From: "taufiqras...@rantaunet.org" <taufiqras...@rantaunet.org>
To: rantaunet@googlegroups.com 
Sent: Friday, April 6, 2012 9:00 AM
Subject: [R@ntau-Net] RUU Kesetaraan Gender. Bagaimana Orang Minang 
Menyikapinya ?


Mungkin pak Saaf, pak MN  dan lain pakar dapat menyatakan pendapatnya dalam hal 
ini

Disisi lain ada pendapat dari suatu Organisasi Islam seperti dibawah ini :


Setelah menelaah dan memahami RUU Kesetaraan dan Keadilan Gender (Naskah Draf 
RUU KKG/Timja/24/agustus/2011,) yang sedang dibahas di DPR saat ini, maka kami  
menyatakan pandangan dan sikap sebagai berikut:

Kesalahan paling mendasar RUU KKG ini adalah dalam mendefinisikan poin-poin 
yang tercantum dalam “Ketentuan Umum”, seperti definisi tentang “gender”, 
“kesetaraan gender”, “keadilan gender”, “diskriminasi”, “pengarusutamaan 
gender”, “analisis gender”, dan “anggaran responsif gender”. Definisi-definisi 
yang diuraikan cenderung mengesampingkan nilai-nilai agama, memisahkan aspek 
biologis dan peran sosial, serta sarat dengan muatan feminisme Barat yang 
radikal dan sekular.

RUU ini secara jelas menghapus keberagaman definisi “gender” yang masih menjadi 
isu kontroversial di kalangan akademisi dan menjadikannya sebagai definisi 
tunggal dan mengikat. Pada akhirnya, istilah “gender” tidak lagi bersifat 
netral, namun ia lebih digunakan untuk kepentingan elit perempuan tertentu.

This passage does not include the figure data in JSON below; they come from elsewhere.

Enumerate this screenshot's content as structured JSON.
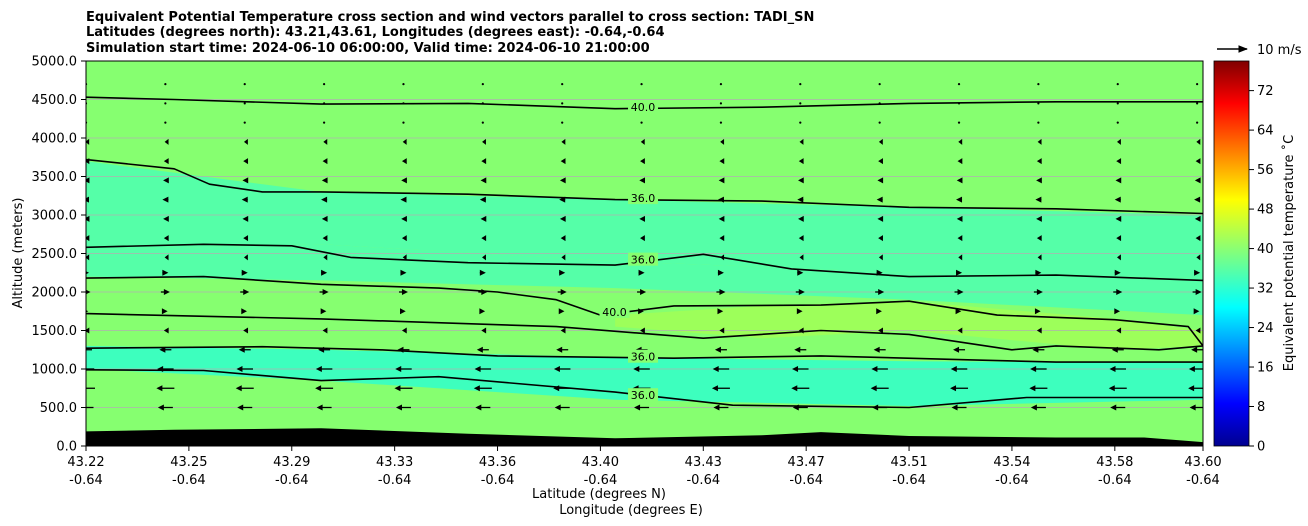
{
  "chart_data": {
    "type": "contour-cross-section",
    "title_lines": [
      "Equivalent Potential Temperature cross section and wind vectors parallel to cross section: TADI_SN",
      "Latitudes (degrees north): 43.21,43.61, Longitudes (degrees east): -0.64,-0.64",
      "Simulation start time: 2024-06-10 06:00:00, Valid time: 2024-06-10 21:00:00"
    ],
    "xlabel_lines": [
      "Latitude (degrees N)",
      "Longitude (degrees E)"
    ],
    "ylabel": "Altitude (meters)",
    "x_ticks": [
      {
        "lat": "43.22",
        "lon": "-0.64"
      },
      {
        "lat": "43.25",
        "lon": "-0.64"
      },
      {
        "lat": "43.29",
        "lon": "-0.64"
      },
      {
        "lat": "43.33",
        "lon": "-0.64"
      },
      {
        "lat": "43.36",
        "lon": "-0.64"
      },
      {
        "lat": "43.40",
        "lon": "-0.64"
      },
      {
        "lat": "43.43",
        "lon": "-0.64"
      },
      {
        "lat": "43.47",
        "lon": "-0.64"
      },
      {
        "lat": "43.51",
        "lon": "-0.64"
      },
      {
        "lat": "43.54",
        "lon": "-0.64"
      },
      {
        "lat": "43.58",
        "lon": "-0.64"
      },
      {
        "lat": "43.60",
        "lon": "-0.64"
      }
    ],
    "x_tick_values": [
      43.22,
      43.255,
      43.29,
      43.325,
      43.36,
      43.395,
      43.43,
      43.465,
      43.5,
      43.535,
      43.57,
      43.6
    ],
    "xlim": [
      43.22,
      43.6
    ],
    "y_ticks": [
      "0.0",
      "500.0",
      "1000.0",
      "1500.0",
      "2000.0",
      "2500.0",
      "3000.0",
      "3500.0",
      "4000.0",
      "4500.0",
      "5000.0"
    ],
    "ylim": [
      0,
      5000
    ],
    "grid": "horizontal",
    "colorbar": {
      "label": "Equivalent potential temperature ˚C",
      "ticks": [
        "0",
        "8",
        "16",
        "24",
        "32",
        "40",
        "48",
        "56",
        "64",
        "72"
      ],
      "range": [
        0,
        78
      ],
      "colormap": "jet"
    },
    "quiver_key": "10 m/s",
    "background_field_color": "#86ff70",
    "terrain_color": "#000000",
    "field_bands": [
      {
        "color": "#3dffbe",
        "theta_e": 33,
        "x": [
          43.22,
          43.3,
          43.4,
          43.5,
          43.6
        ],
        "y_top": [
          1300,
          1250,
          1150,
          1100,
          1080
        ],
        "y_bottom": [
          1000,
          850,
          600,
          520,
          600
        ]
      },
      {
        "color": "#55ffa8",
        "theta_e": 35,
        "x": [
          43.22,
          43.3,
          43.4,
          43.5,
          43.6
        ],
        "y_top": [
          2550,
          2620,
          2400,
          2250,
          2180
        ],
        "y_bottom": [
          2200,
          2150,
          2050,
          1900,
          1700
        ]
      },
      {
        "color": "#55ffa8",
        "theta_e": 35,
        "x": [
          43.22,
          43.3,
          43.4,
          43.5,
          43.6
        ],
        "y_top": [
          3700,
          3300,
          3200,
          3100,
          3000
        ],
        "y_bottom": [
          2550,
          2620,
          2400,
          2250,
          2180
        ]
      },
      {
        "color": "#9dff5a",
        "theta_e": 41,
        "x": [
          43.4,
          43.45,
          43.5,
          43.57,
          43.6
        ],
        "y_top": [
          1700,
          1820,
          1880,
          1650,
          1500
        ],
        "y_bottom": [
          1550,
          1400,
          1500,
          1250,
          1300
        ]
      }
    ],
    "contours": [
      {
        "level_label": "40.0",
        "x": [
          43.22,
          43.25,
          43.3,
          43.35,
          43.4,
          43.45,
          43.5,
          43.55,
          43.6
        ],
        "y": [
          4530,
          4500,
          4440,
          4450,
          4380,
          4400,
          4450,
          4470,
          4470
        ]
      },
      {
        "level_label": "36.0",
        "x": [
          43.22,
          43.25,
          43.262,
          43.28,
          43.3,
          43.35,
          43.4,
          43.45,
          43.5,
          43.55,
          43.6
        ],
        "y": [
          3720,
          3600,
          3400,
          3300,
          3300,
          3270,
          3200,
          3180,
          3100,
          3080,
          3020
        ]
      },
      {
        "level_label": "36.0",
        "x": [
          43.22,
          43.26,
          43.29,
          43.31,
          43.35,
          43.4,
          43.43,
          43.46,
          43.5,
          43.55,
          43.6
        ],
        "y": [
          2580,
          2620,
          2600,
          2450,
          2380,
          2350,
          2490,
          2300,
          2200,
          2220,
          2150
        ]
      },
      {
        "level_label": "40.0",
        "x": [
          43.22,
          43.26,
          43.3,
          43.34,
          43.36,
          43.38,
          43.395,
          43.42,
          43.47,
          43.5,
          43.53,
          43.57,
          43.595,
          43.6,
          43.585,
          43.55,
          43.535,
          43.5,
          43.47,
          43.43,
          43.38,
          43.3,
          43.22
        ],
        "y": [
          2180,
          2200,
          2100,
          2050,
          2000,
          1900,
          1700,
          1820,
          1830,
          1880,
          1700,
          1640,
          1550,
          1300,
          1250,
          1300,
          1250,
          1450,
          1500,
          1400,
          1550,
          1650,
          1720
        ]
      },
      {
        "level_label": "36.0",
        "x": [
          43.22,
          43.28,
          43.32,
          43.36,
          43.42,
          43.47,
          43.52,
          43.55,
          43.6
        ],
        "y": [
          1270,
          1290,
          1250,
          1170,
          1140,
          1170,
          1120,
          1090,
          1090
        ]
      },
      {
        "level_label": "36.0",
        "x": [
          43.22,
          43.26,
          43.3,
          43.34,
          43.4,
          43.44,
          43.5,
          43.54,
          43.6
        ],
        "y": [
          990,
          980,
          850,
          900,
          700,
          530,
          500,
          630,
          630
        ]
      }
    ],
    "contour_label_positions": [
      {
        "level_label": "40.0",
        "x": 43.4095,
        "y": 4400
      },
      {
        "level_label": "36.0",
        "x": 43.4095,
        "y": 3220
      },
      {
        "level_label": "36.0",
        "x": 43.4095,
        "y": 2420
      },
      {
        "level_label": "40.0",
        "x": 43.3998,
        "y": 1740
      },
      {
        "level_label": "36.0",
        "x": 43.4095,
        "y": 1160
      },
      {
        "level_label": "36.0",
        "x": 43.4095,
        "y": 660
      }
    ],
    "terrain": {
      "x": [
        43.22,
        43.25,
        43.3,
        43.35,
        43.4,
        43.45,
        43.47,
        43.5,
        43.55,
        43.58,
        43.6
      ],
      "y": [
        190,
        210,
        230,
        160,
        100,
        140,
        180,
        130,
        110,
        110,
        50
      ]
    },
    "wind_vectors": {
      "rows_altitude": [
        4700,
        4450,
        4200,
        3950,
        3700,
        3450,
        3200,
        2950,
        2700,
        2450,
        2250,
        2000,
        1750,
        1500,
        1250,
        1000,
        750,
        500
      ],
      "columns_x": [
        43.22,
        43.247,
        43.274,
        43.301,
        43.328,
        43.355,
        43.382,
        43.409,
        43.436,
        43.463,
        43.49,
        43.517,
        43.544,
        43.571,
        43.598
      ],
      "u_ms_by_row": [
        0.2,
        0.3,
        0.3,
        -0.5,
        -1.0,
        -1.5,
        -2.0,
        -1.5,
        -1.0,
        -0.5,
        2.0,
        3.0,
        1.5,
        -1.0,
        -4.0,
        -5.5,
        -6.0,
        -5.0
      ]
    }
  }
}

Kecenderungan RUU KKG lebih didasari pada karakteristiknya yang terlalu 
memaksakan ideologi jenis kelamin sebagai landasan hidup bagi semua warga 
negara RI.Konsep Pengarusutamaan Gender (PUG) yang didukung dengan Focal Point 
PUG, Pokja PUG dan Anggaran Responsif Gender (ARG) adalah bentuk pemaksaan 
secara sistemik kepada setiap warga negara untuk menerima gender sebagai “asas 
tunggal” pembangunan. Semangat pemaksaan dan anti kebhinekaan dalam RUU ini 
terlihat jelas melalui unsur-unsur berikut di bawah ini:

a)      Adanya sanki administratif tindakan disiplin bagi pejabat instansi dan 
lembaga-lembaga pemerintah, baik di tingkat pusat maupun daerah yang tidak 
melaksanakan PUG yang menjadi tanggung jawabnya,. (lihat Bab IV, pasal 19). 
Demikian juga dengan adanya pasal-pasal 67-72 yang mengatur larangan dan 
ketentuan pidana. Larangan-larangan dan hukuman pidana yang tercantum dalam 
pasal-pasal 67-72 tidak saja bermasalah dengan tidak adanya batasan yang jelas, 
tapi juga menggerus norma-norma ikatan pernikahan, konsep keluarga dan ajaran 
agama yang ada. Selain itu, jugamemaksakan wacana akademik ke ranah hukum. 
Sebab nantinya dengan ketentuan pasal 69 dan 72 akan mengaburkan batasan antara 
kritik akademik dan tindak kriminalisasi. 

b)      Pemaksaan berbasis gender secara jelas diatur dalam Bab III, Pasal 4 
ayat (2) yang mengkhususkan hakperempuanmemperoleh tindakan khusus sementara 
paling sedikit 30% (tigapuluh perseratus) dalam hal keterwakilan di legislatif, 
eksekutif, yudikatif, dan berbagai lembaga pemerintahan non kementerian, 
lembaga politik dan lembaga non pemerintah, lembaga masyarakat di tingkat 
daerah, nasional, regional dan internasional. Selain diskriminatif, ayat juga 
merusak nilai-nilai demokrasi. Penyantuman angka minimal 30% untuk keterwakilan 
perempuan semakin menunjukkan ketakutan kaum feminis bersaing secara terbuka di 
alam demokrasi danmerendahkan kaum perempuan sebagai makhluk yang lemah dan 
minta belas kasihan. Ayat ini juga akan membuka tuntutan porsi keterwakilan 
kaum waria, homoseksual dan golongan yang aneh-aneh lainnya.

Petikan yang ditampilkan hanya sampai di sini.